Entretien sur le monde carcéral avec René Sanchez de FO pénitentiaire
01/03 Catégories : Application des peines, Prisons, Sécurité
René Sanchez est secrétaire général adjoint de FO Pénitentiaire. Entré à l’administration pénitentiaire en 1989 comme surveillant à Fleury-Mérogis, René Sanchez a rejoint le syndicalisme en 1998, comme secrétaire local adjoint à Fleury-Mérogis. Il a été élu secrétaire général adjoint en 2006.
FO Pénitentiaire est le deuxième syndicat représentatif de l'ensemble des personnels pénitentiaires avec 35,14 % des voix, derrière l’UFAP (35,88 %) et devant la CGT (17,44%) aux élections professionnelles du 27 mars 2007 pour les commissions administratives paritaires nationales.

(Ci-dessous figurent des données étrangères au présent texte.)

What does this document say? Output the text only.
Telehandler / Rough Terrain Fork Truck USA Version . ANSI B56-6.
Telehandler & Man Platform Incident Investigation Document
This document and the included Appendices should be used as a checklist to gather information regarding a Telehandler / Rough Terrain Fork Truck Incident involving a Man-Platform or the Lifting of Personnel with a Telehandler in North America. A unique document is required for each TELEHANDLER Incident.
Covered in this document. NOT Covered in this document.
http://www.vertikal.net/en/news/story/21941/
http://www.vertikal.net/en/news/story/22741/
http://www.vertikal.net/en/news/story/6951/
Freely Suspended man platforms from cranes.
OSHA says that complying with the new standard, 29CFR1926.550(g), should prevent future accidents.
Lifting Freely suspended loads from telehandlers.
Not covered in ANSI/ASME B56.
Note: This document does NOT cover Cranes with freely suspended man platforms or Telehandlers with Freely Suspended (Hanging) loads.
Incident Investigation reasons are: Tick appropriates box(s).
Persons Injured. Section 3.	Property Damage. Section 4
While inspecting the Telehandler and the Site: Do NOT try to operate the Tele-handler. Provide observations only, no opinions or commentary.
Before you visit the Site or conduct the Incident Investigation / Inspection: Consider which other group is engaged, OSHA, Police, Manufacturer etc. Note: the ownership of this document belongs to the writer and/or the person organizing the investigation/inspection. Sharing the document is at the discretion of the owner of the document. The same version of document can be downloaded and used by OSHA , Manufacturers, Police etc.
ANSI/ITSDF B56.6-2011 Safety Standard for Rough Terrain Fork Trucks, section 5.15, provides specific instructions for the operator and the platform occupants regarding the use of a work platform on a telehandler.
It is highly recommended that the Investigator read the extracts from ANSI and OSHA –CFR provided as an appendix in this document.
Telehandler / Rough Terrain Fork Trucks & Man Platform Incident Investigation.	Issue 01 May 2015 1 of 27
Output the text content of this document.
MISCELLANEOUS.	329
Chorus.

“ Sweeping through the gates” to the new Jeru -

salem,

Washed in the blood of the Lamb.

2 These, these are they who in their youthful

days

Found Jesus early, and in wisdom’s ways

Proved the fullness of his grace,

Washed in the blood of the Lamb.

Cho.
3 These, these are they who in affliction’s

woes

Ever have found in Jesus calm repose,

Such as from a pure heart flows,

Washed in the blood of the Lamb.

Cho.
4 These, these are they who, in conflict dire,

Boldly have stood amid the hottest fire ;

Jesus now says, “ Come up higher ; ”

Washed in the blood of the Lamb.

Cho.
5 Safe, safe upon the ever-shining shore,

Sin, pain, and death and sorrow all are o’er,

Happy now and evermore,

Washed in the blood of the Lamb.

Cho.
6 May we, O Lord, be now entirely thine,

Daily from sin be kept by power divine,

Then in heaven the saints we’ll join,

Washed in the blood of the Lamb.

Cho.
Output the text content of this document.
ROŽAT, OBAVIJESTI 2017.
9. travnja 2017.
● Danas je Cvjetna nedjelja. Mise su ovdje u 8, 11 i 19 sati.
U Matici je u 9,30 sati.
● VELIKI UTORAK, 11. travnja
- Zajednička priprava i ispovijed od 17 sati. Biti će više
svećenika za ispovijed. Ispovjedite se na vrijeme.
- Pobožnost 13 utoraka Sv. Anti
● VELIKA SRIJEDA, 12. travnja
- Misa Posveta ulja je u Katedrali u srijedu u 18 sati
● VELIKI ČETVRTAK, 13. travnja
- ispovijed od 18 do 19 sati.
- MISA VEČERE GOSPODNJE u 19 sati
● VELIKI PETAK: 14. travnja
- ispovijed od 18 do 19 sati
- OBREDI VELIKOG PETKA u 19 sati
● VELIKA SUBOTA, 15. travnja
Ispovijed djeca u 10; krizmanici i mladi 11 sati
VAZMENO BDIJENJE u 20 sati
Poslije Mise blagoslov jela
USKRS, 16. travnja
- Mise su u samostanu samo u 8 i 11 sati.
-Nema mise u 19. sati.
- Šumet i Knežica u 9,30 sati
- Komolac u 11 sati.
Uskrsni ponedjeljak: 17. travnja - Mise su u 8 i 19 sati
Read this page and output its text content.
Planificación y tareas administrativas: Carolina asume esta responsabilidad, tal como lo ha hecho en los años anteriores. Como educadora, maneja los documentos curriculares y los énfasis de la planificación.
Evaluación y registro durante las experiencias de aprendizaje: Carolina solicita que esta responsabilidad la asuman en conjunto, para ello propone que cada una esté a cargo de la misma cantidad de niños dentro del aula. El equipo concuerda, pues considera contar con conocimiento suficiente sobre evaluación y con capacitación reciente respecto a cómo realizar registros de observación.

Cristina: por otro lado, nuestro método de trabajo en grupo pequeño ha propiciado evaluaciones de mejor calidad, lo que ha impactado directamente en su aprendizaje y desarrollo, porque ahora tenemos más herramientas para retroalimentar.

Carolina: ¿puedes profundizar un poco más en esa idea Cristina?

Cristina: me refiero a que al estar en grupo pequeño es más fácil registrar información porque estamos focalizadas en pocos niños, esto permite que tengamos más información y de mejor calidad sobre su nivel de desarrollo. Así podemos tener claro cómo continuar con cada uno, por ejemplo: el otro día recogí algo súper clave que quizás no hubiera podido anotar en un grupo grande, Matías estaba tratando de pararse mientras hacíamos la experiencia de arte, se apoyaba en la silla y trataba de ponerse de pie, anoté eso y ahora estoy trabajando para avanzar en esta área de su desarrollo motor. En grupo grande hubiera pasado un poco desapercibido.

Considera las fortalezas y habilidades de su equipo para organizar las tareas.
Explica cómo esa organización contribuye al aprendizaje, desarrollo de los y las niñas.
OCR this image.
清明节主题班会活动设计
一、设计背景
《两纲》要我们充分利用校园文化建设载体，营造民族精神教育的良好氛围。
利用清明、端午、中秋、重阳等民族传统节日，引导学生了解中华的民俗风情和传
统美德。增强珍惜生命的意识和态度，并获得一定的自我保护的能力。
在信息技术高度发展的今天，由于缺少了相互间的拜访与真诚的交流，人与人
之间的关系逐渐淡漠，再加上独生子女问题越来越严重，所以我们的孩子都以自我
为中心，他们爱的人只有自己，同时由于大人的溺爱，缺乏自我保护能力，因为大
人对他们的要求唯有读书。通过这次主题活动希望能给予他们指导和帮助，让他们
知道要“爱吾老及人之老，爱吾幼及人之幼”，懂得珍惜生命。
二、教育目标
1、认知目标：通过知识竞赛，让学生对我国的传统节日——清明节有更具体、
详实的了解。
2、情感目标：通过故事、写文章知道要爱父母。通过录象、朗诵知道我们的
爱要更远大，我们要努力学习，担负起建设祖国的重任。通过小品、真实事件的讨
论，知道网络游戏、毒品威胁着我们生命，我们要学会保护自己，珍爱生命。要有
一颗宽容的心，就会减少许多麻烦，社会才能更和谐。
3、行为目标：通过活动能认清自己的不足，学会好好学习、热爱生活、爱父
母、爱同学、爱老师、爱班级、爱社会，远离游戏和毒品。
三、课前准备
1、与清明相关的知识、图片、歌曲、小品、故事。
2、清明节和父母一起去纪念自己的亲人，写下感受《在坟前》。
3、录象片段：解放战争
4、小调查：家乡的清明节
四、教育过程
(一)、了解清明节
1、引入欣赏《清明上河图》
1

Dans cet entretien accordé à l'Institut pour la Justice, René Sanchez revient sur les problèmes d’indiscipline et de violence en détention, et sur les pistes d’amélioration possibles.
Il donne également son sentiment sur les « parcours différenciés » selon la dangerosité des détenus et, plus généralement, sur les règles pénitentiaires européennes.
Xavier Bebin, délégué général de l’Institut pour la Justice (IPJ) : Qu’est-ce qui caractérise le syndicat FO pénitentiaire, dont vous êtes secrétaire général adjoint ?
René Sanchez : Une indépendance totale vis-à-vis de tout parti politique et de toute idéologie. C’est ce qui nous distingue en particulier de la CGT, qui n’hésite pas à s’engager aux côtés d’associations politisées comme l’Observatoire international des prisons, qui s’attache à défendre les détenus au point de revendiquer l’abolition totale des prisons.
IPJ : La défense des détenus et l’amélioration des conditions de détention n’ont-elles pas des conséquences positives pour les conditions de travail des personnels pénitentiaires ?
René Sanchez : Cela dépend.
La modernisation des prisons est un plus pour tout le monde. Lorsque les détenus disposent d’une douche dans leur cellule, comme c’est le cas dans les nouveaux établissements, leur hygiène s’en trouve amélioré, ce qui facilite le travail du surveillant d’étage.
En revanche, s’agissant de la discipline dans les établissements pénitentiaires, la complaisance vis-à-vis des détenus a des conséquences fâcheuses sur la sécurité des personnels pénitentiaires (et celle des détenus eux-mêmes).
Les surveillants, en particulier, en ont assez de se faire cracher dessus, de se faire menacer de mort et de se faire agresser physiquement.
IPJ : Ces comportements seraient selon vous liés un défaut de discipline ?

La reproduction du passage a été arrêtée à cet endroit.